As the pinnace approached the ship, Gordon studied the clipper with professional interest. She was a lovely thing. It almost seemed a pity to destroy her. But as the boat came closer, Gordon's admiration was shot with doubt. Compared to the great, solid ships of the honorable East India Company, the clipper seemed like an exquisite toy . . . suitable perhaps for a rich man's yacht but not as an ocean-going vessel. Morrison evidently agreed with him for the lieutenant gave a snort of contempt.
"Look at those bows. Like a razor. Typical Yankee brag and bounce. Of course, a bow like that will give her speed but it'll also drive her under in the first real blow."
"Quite so," agreed Gordon. And yet he was puzzled. The clipper must have encountered heavy weather in her Atlantic crossings many times. How had her captain managed?
Gordon was so interested in the strange ship that he went over her side more as a sight-seer than as the head of a boarding party, but once his feet touched the deck he recovered himself. A tall man was waiting to receive him. The man was slightly over six feet. His hair was black and worn so long that it fell over his collar. He was clean shaven and neatly dressed, much to the surprise of the Englishman who had expected a bewhiskered ruffian.

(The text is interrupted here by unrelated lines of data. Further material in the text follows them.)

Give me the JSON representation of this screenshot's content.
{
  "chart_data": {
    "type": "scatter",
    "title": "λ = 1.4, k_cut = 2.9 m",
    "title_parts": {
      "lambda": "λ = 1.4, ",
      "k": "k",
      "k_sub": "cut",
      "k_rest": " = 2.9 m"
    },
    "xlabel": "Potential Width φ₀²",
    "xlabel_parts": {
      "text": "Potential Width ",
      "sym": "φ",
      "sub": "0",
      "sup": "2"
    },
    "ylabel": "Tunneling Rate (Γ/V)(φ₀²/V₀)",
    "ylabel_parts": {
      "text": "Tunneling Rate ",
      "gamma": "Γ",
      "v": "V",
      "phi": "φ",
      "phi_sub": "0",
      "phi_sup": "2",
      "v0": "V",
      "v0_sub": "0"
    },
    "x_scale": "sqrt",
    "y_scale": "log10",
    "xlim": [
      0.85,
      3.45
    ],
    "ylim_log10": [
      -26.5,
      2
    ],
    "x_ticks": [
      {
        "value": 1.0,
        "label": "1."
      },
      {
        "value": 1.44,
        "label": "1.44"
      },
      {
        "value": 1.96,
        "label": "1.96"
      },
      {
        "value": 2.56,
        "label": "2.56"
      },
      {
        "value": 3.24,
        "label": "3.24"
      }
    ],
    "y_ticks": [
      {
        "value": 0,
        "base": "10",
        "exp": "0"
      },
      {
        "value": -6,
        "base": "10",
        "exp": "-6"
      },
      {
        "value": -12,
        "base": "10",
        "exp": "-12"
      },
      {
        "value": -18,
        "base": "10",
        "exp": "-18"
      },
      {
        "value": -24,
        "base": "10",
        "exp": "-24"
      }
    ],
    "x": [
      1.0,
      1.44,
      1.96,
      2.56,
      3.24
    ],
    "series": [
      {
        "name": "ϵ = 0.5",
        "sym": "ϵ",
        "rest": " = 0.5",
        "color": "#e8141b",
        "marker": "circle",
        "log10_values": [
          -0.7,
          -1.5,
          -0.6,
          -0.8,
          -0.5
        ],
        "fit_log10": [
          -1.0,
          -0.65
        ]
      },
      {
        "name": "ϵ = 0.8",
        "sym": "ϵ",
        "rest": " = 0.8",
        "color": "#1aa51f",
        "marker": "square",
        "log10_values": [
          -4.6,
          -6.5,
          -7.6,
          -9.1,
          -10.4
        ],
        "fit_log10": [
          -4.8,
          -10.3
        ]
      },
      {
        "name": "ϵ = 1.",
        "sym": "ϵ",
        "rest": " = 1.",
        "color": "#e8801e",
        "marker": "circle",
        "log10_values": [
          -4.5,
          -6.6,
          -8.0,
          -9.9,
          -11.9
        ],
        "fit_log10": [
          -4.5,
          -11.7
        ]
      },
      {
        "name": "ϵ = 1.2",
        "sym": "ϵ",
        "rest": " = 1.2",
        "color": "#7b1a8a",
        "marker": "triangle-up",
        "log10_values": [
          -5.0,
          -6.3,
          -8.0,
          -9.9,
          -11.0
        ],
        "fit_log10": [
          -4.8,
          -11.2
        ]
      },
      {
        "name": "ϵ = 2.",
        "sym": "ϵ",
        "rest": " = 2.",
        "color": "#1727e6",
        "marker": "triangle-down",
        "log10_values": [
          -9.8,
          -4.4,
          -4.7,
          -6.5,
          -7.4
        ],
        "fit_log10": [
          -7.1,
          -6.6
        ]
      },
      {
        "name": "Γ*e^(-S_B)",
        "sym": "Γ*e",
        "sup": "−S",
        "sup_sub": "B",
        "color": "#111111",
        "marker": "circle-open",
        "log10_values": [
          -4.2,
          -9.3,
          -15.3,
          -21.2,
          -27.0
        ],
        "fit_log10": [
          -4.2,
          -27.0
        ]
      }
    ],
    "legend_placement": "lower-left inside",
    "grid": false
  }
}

"Glad to see you on board, sir," said the stranger. He drawled his words so that 'sir' was almost turned into 'suh'. "We appreciate those salutes you fired to honor the United States flag, but some fool forgot to draw the charges."
You're a cool one and no mistake, thought Gordon. He stared at the man curiously. The stranger's face was delicate, almost aesthetic. He gave the impression of being small-boned but his chest and shoulders were so heavy that Gordon reflected the effect was much like that of a high-class Hindu, whose natural build is almost effeminately delicate, but who had been forced to do manual labor and had become abnormally developed.
"Who's in command here?" he snapped.
"I'm the captain. My name is Rutledge. May I ask by what authority you've boarded me?"
Gordon pointed to the Medusa's broadside trained on the clipper. "By that authority," he said briefly.
"I've no answer to that argument, but if this ship were a man-o'-war, none of you would dare to set foot on her deck."
"Unfortunately you're not a man-o'-war but a slaver," said Gordon coolly. "I intend to search this ship and if I find slaves aboard or a slave deck and slave shackles, I will take her as a lawful prize."